Qu’est-ce que la Bretagne a à gagner avec la sécession d’Arkéa CMB de la Confédération nationale du Crédit mutuel ? Si l’indépendance est une bonne chose, le risque de voir transformer la banque mutualiste en un établissement qui le serait peu ou pas du tout mérite d’être pris en compte. Les sociétaires ont le droit de s’en inquiéter.

Denis et Le Moal veulent avoir les mains libres

En organisant la sécession du Crédit mutuel de Bretagne (Arkéa) de la Confédération nationale du Crédit mutuel, Jean-Pierre Denis, le président et Ronan Le Moal, le directeur général, pensaient-ils réaliser un coup formidable ? Avec la disparition du contrôle de la Confédération, ils auraient les mains libres pour « conforter le développement de l’entreprise » (sic) – selon le discours officiel. Mais d’autres « avantages » – pour eux – apparaissent immédiatement, facilités par l’absence de tout garde-fou du côté de la Confédération. C’est pourquoi, à Breizh-info, nous avions évité de prendre position sur ce dossier, nous contentant de souligner les dérives de l’institution et les salaires royaux que s’octroyaient les « mutualistes » Denis et Le Moal.

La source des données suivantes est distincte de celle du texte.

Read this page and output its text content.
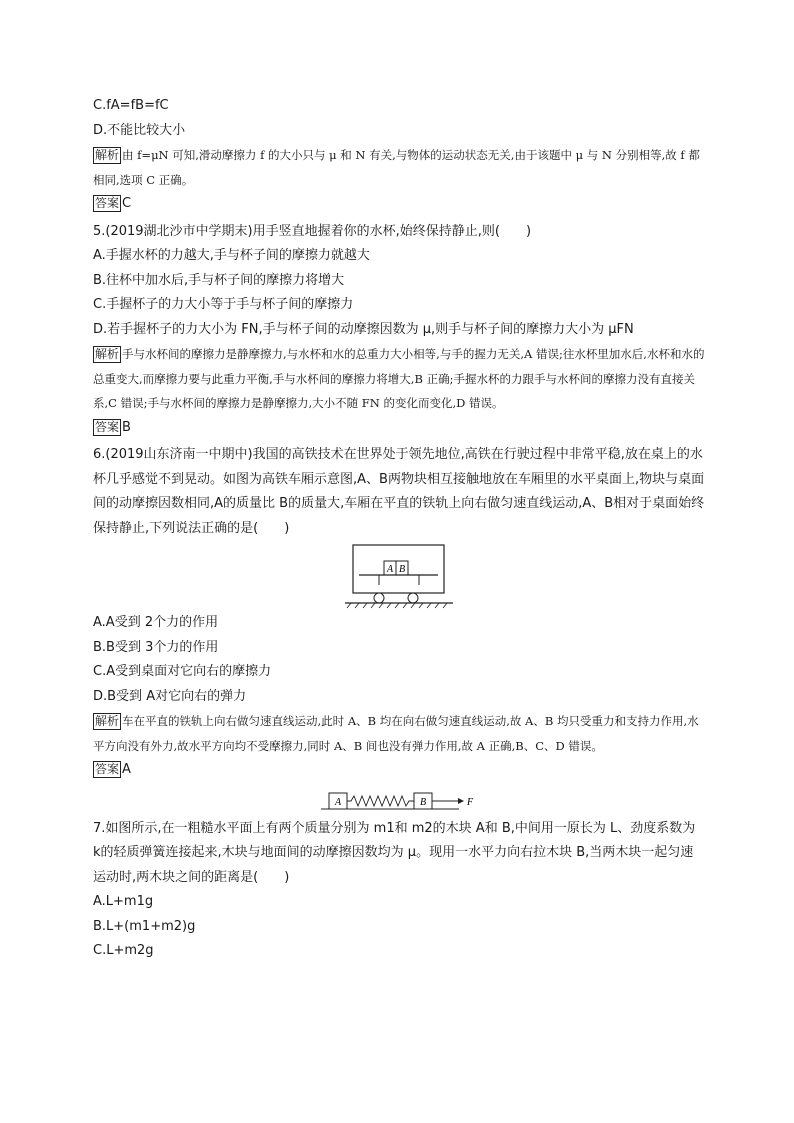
C.fA=fB=fC
D.不能比较大小
解析 由 f=μN 可知,滑动摩擦力 f 的大小只与 μ 和 N 有关,与物体的运动状态无关,由于该题中 μ 与 N 分别相等,故 f 都相同,选项 C 正确。
答案 C
5.(2019湖北沙市中学期末)用手竖直地握着你的水杯,始终保持静止,则(　　)
A.手握水杯的力越大,手与杯子间的摩擦力就越大
B.往杯中加水后,手与杯子间的摩擦力将增大
C.手握杯子的力大小等于手与杯子间的摩擦力
D.若手握杯子的力大小为 FN,手与杯子间的动摩擦因数为 μ,则手与杯子间的摩擦力大小为 μFN
解析 手与水杯间的摩擦力是静摩擦力,与水杯和水的总重力大小相等,与手的握力无关,A 错误;往水杯里加水后,水杯和水的总重变大,而摩擦力要与此重力平衡,手与水杯间的摩擦力将增大,B 正确;手握水杯的力跟手与水杯间的摩擦力没有直接关系,C 错误;手与水杯间的摩擦力是静摩擦力,大小不随 FN 的变化而变化,D 错误。
答案 B
6.(2019山东济南一中期中)我国的高铁技术在世界处于领先地位,高铁在行驶过程中非常平稳,放在桌上的水杯几乎感觉不到晃动。如图为高铁车厢示意图,A、B两物块相互接触地放在车厢里的水平桌面上,物块与桌面间的动摩擦因数相同,A的质量比 B的质量大,车厢在平直的铁轨上向右做匀速直线运动,A、B相对于桌面始终保持静止,下列说法正确的是(　　)
A B
A.A受到 2个力的作用
B.B受到 3个力的作用
C.A受到桌面对它向右的摩擦力
D.B受到 A对它向右的弹力
解析 车在平直的铁轨上向右做匀速直线运动,此时 A、B 均在向右做匀速直线运动,故 A、B 均只受重力和支持力作用,水平方向没有外力,故水平方向均不受摩擦力,同时 A、B 间也没有弹力作用,故 A 正确,B、C、D 错误。
答案 A
A	B	F
7.如图所示,在一粗糙水平面上有两个质量分别为 m1和 m2的木块 A和 B,中间用一原长为 L、劲度系数为 k的轻质弹簧连接起来,木块与地面间的动摩擦因数均为 μ。现用一水平力向右拉木块 B,当两木块一起匀速运动时,两木块之间的距离是(　　)
A.L+m1g
B.L+(m1+m2)g
C.L+m2g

De moins en moins coopératif et de plus en plus capitaliste ?

En effet si tout esprit breton ne peu que soutenir l’autonomie, voire l’indépendance du CMB par rapport à Paris, tout esprit prudent se doit de se souvenir que le tandem qui dirige la fédération aime l’argent. Exemple : Jean-Pierre Denis a reçu 1 599 931 euros en 2016 et Ronan Le Moal 1 284 960 euros la même année (Le Canard enchaîné, 12 avril 2017). C’est-à-dire davantage que les dirigeants de la Confédération. Par conséquent, après la sortie de la CNCM, tout sociétaire perspicace a le droit de craindre des manœuvres « habiles » afin que le CMB – devenu « Banque Arkéa (?) – devienne de moins en moins coopératif et de plus en plus capitaliste. Avec les parts sociales des sociétaires transformées en actions, avec l’entrée de groupes financiers dans le capital – les anciens sociétaires réduits à l’état de minoritaires –, la vie serait belle pour le président Denis, devenu PDG : il n’aurait plus à s’embêter avec les traditions « mutualistes » de la maison (assemblées générales, présidents des caisses locales, statuts…). Tout cela pour le plus grand bonheur des dirigeants d’Arkéa qui n’oublieraient pas de se goinfrer en stock-options. Voilà ce qu’on peut redouter à partir du moment où Arkéa-CMB n’aurait plus de comptes à rendre à la Confédération. Pour se faire une petite idée de ce scénario éventuel, on pourrait se reporter à l’histoire de l’assurance AXA, autrefois « Anciennes mutuelles de Normandie ». Par quel coup de baguette magique, Claude Bébéar a-t-il pu transformer sa mutuelle en société capitaliste ? Le duo Denis-Le Moal a certainement une idée sur la question.

Personne pour s’opposer à une pareille mutation

Les choses étant ce qu’elles sont, qui serait en mesure de s’opposer à une pareille mutation ? Réponse : personne. Pas les présidents des caisses locales qui ne sont que des pantins inoffensifs recrutés par le directeur de ladite caisse, pas les membres des conseils d’administration constitués de braves gens incapables de défendre les intérêts de leurs mandants (on l’a vu avec la fermeture de bureaux en zone rurale), pas l’assemblée générale – pourtant souveraine – où le président et le directeur font voter n’importe quoi à une espèce de club du troisième âge – mais les apparences sont sauves ! Quant aux membres du conseil d’administration de la fédération (CMB), ils trouveraient formidable de transformer leurs indemnités en jetons de présence plus rémunérateurs. « La Bretagne a tout à gagner avec une gouvernance plus souple, plus rapide, plus efficace. Il faut être moderne », nous expliqueraient les cerveaux de l’opération, c’est-à-dire la technostructure qui dirige Arkéa-CMB. C’est bien parti puisque Ronan Le Moal, le directeur général d’Arkéa, veut développer un « fonctionnement en réseau comme le fait Amazon » (Le Télégramme, jeudi 13 décembre 2018).